1Department of Occupational and Environmental Health, College of Public Health, University of Iowa, 100 CPHB, S346 CPHB, Iowa City, IA 52242 USA.
2University of Iowa Health Care, Iowa City, IA 52242 USA.
Antimicrob Resist Infect Control. 2018 Jan 26;7:16. doi: 10.1186/s13756-018-0301-9. eCollection 2018.
In the United States, 1.7 million immunocompromised patients contract a healthcare-associated infection, annually. These infections increase morbidity, mortality and costs of care. A relatively unexplored route of transmission is the generation of bioaerosols during patient care. Transmission of pathogenic microorganisms may result from inhalation or surface contamination of bioaerosols. The toilet flushing of patient fecal waste may be a source of bioaerosols. To date, no study has investigated bioaerosol concentrations from flushing fecal wastes during patient care.
Particle and bioaerosol concentrations were measured in hospital bathrooms across three sampling conditions; no waste no flush, no waste with flush, and fecal waste with flush. Particle and bioaerosol concentrations were measured with a particle counter bioaerosol sampler both before after a toilet flushing event at distances of 0.15, 0.5, and 1 m from the toilet for 5, 10, 15 min.
Particle concentrations measured before and after the flush were found to be significantly different (0.3-10 μm). Bioaerosol concentrations when flushing fecal waste were found to be significantly greater than background concentrations (-value = 0.005). However, the bioaerosol concentrations were not different across time (-value = 0.977) or distance (-value = 0.911) from the toilet, suggesting that aerosols generated may remain for longer than 30 min post flush. Toilets produce aerosol particles when flushed, with the majority of the particles being 0.3 μm in diameter. The particles aerosolized include microorganisms remaining from previous use or from fecal wastes. Differences in bioaerosol concentrations across conditions also suggest that toilet flushing is a source of bioaerosols that may result in transmission of pathogenic microorganisms.

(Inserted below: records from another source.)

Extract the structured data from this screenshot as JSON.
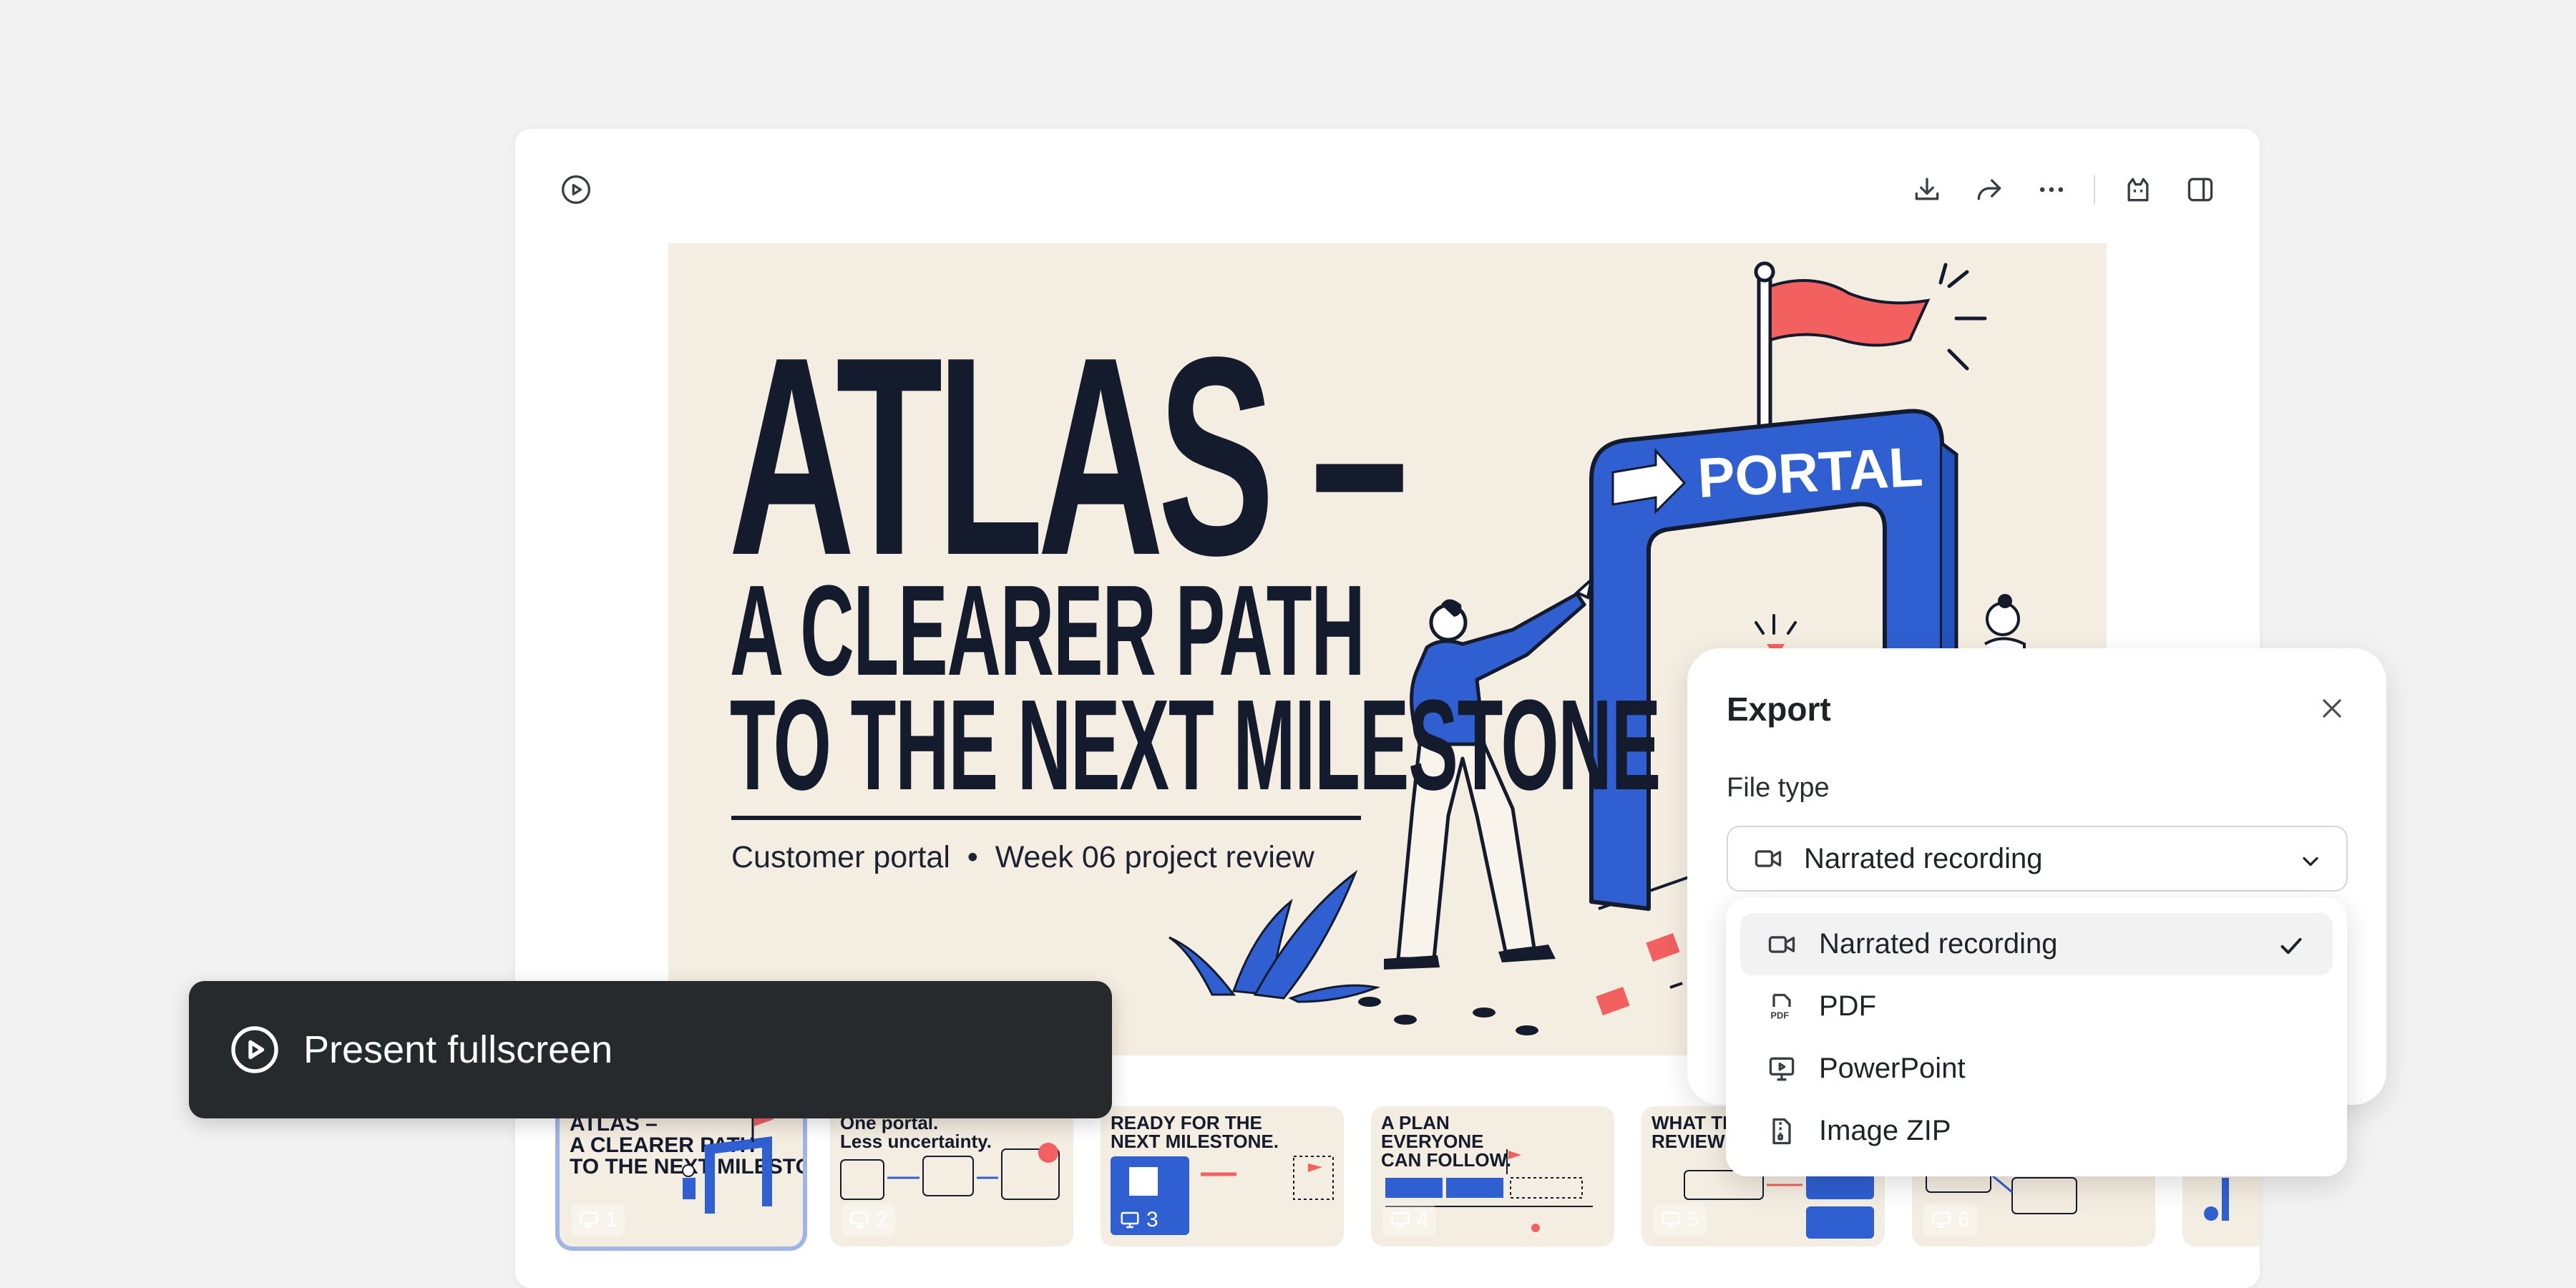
{
  "toolbar": {
    "play_icon": "play-circle-icon",
    "right_icons": [
      "download-icon",
      "share-icon",
      "more-icon",
      "assistant-icon",
      "sidebar-toggle-icon"
    ]
  },
  "slide": {
    "title_line_1": "ATLAS –",
    "title_line_2": "A CLEARER PATH",
    "title_line_3": "TO THE NEXT MILESTONE",
    "subtitle": "Customer portal  •  Week 06 project review",
    "sign_text": "PORTAL",
    "colors": {
      "background": "#f4ede1",
      "ink": "#141b2d",
      "accent_blue": "#2f5fd0",
      "accent_red": "#f26060"
    }
  },
  "thumbnails": [
    {
      "title": "ATLAS –\nA CLEARER PATH\nTO THE NEXT MILESTONE",
      "number": "1",
      "selected": true
    },
    {
      "title": "One portal.\nLess uncertainty.",
      "number": "2",
      "selected": false
    },
    {
      "title": "READY FOR THE\nNEXT MILESTONE.",
      "number": "3",
      "selected": false
    },
    {
      "title": "A PLAN\nEVERYONE\nCAN FOLLOW.",
      "number": "4",
      "selected": false
    },
    {
      "title": "WHAT THE\nREVIEW TEL",
      "number": "5",
      "selected": false
    },
    {
      "title": "",
      "number": "6",
      "selected": false
    }
  ],
  "present": {
    "label": "Present fullscreen",
    "icon": "play-circle-icon"
  },
  "export": {
    "title": "Export",
    "file_type_label": "File type",
    "selected_value": "Narrated recording",
    "options": [
      {
        "label": "Narrated recording",
        "icon": "video-camera-icon",
        "selected": true
      },
      {
        "label": "PDF",
        "icon": "pdf-file-icon",
        "selected": false
      },
      {
        "label": "PowerPoint",
        "icon": "presentation-icon",
        "selected": false
      },
      {
        "label": "Image ZIP",
        "icon": "zip-file-icon",
        "selected": false
      }
    ]
  }
}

This study is the first to quantify particles and bioaerosols produced from flushing a hospital toilet during routine patient care. Future studies are needed targeting pathogens associated with gastrointestinal illness and evaluating aerosol exposure reduction interventions.

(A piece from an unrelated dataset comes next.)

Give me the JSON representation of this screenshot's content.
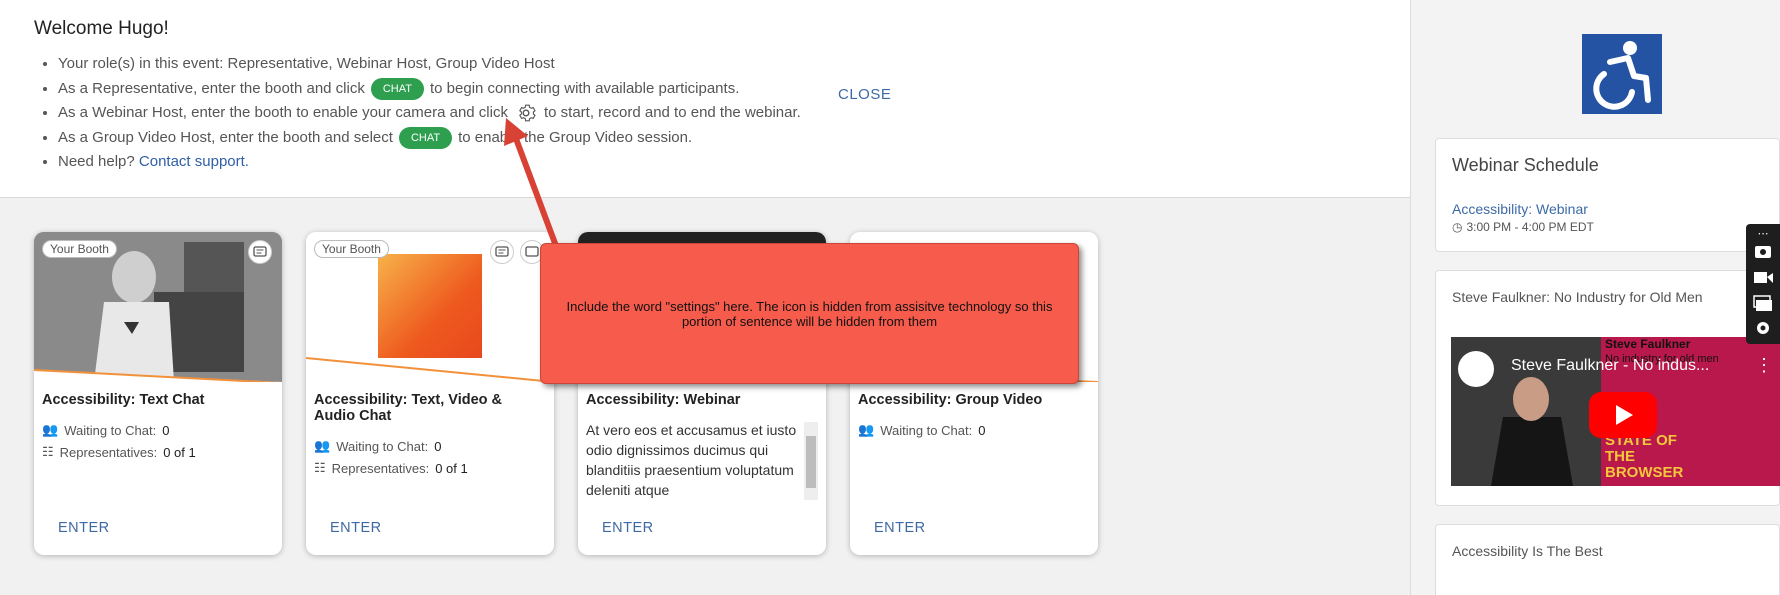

在美国,每年有 170 万免疫功能低下的患者感染与医疗保健相关的感染。这些感染会增加发病率、死亡率和医疗费用。一个相对未被探索的传播途径是在患者护理过程中产生生物气溶胶。致病微生物的传播可能来自吸入或生物气溶胶的表面污染。患者粪便废物的马桶冲洗可能是生物气溶胶的来源。迄今为止,尚无研究调查在患者护理过程中冲洗粪便废物时生物气溶胶的浓度。
在三个采样条件下,即无废物无冲洗、无废物有冲洗和有粪便废物有冲洗,在医院浴室中测量了粒子和生物气溶胶的浓度。在距离马桶 0.15、0.5 和 1 米处,用粒子计数器生物气溶胶采样器测量了粒子和生物气溶胶浓度,在马桶冲洗前后分别在 5、10 和 15 分钟测量了距离马桶 0.15、0.5 和 1 米处的粒子和生物气溶胶浓度。

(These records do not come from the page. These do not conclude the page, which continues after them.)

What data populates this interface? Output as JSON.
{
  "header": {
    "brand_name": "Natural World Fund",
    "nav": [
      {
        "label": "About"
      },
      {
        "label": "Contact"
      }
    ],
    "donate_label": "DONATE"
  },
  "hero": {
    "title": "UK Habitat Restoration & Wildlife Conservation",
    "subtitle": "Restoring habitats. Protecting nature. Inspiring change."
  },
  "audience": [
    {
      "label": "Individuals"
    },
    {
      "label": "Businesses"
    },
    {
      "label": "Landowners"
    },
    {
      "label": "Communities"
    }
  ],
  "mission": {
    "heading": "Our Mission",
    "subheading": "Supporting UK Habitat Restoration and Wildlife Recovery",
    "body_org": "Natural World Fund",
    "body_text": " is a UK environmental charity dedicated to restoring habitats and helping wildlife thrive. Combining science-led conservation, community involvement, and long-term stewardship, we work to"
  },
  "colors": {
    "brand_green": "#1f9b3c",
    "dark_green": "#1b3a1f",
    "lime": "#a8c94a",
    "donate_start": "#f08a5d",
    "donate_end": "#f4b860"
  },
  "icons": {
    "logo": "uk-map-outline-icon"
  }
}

冲洗前后测量的粒子浓度差异显著(0.3-10μm)。当冲洗粪便废物时,生物气溶胶浓度显著高于背景浓度(-值=0.005)。然而,生物气溶胶浓度在不同时间(-值=0.977)或距离(-值=0.911)上没有差异,这表明冲洗后气溶胶可能会持续 30 分钟以上。马桶冲洗时会产生气溶胶颗粒,其中大部分颗粒的直径为 0.3μm。气溶胶化的颗粒包括来自先前使用或粪便废物的微生物。不同条件下生物气溶胶浓度的差异也表明,马桶冲洗是生物气溶胶的来源,可能导致致病微生物的传播。
本研究首次定量了在常规患者护理过程中冲洗医院马桶产生的颗粒和生物气溶胶。需要进一步的研究针对与胃肠道疾病相关的病原体,并评估减少气溶胶暴露的干预措施。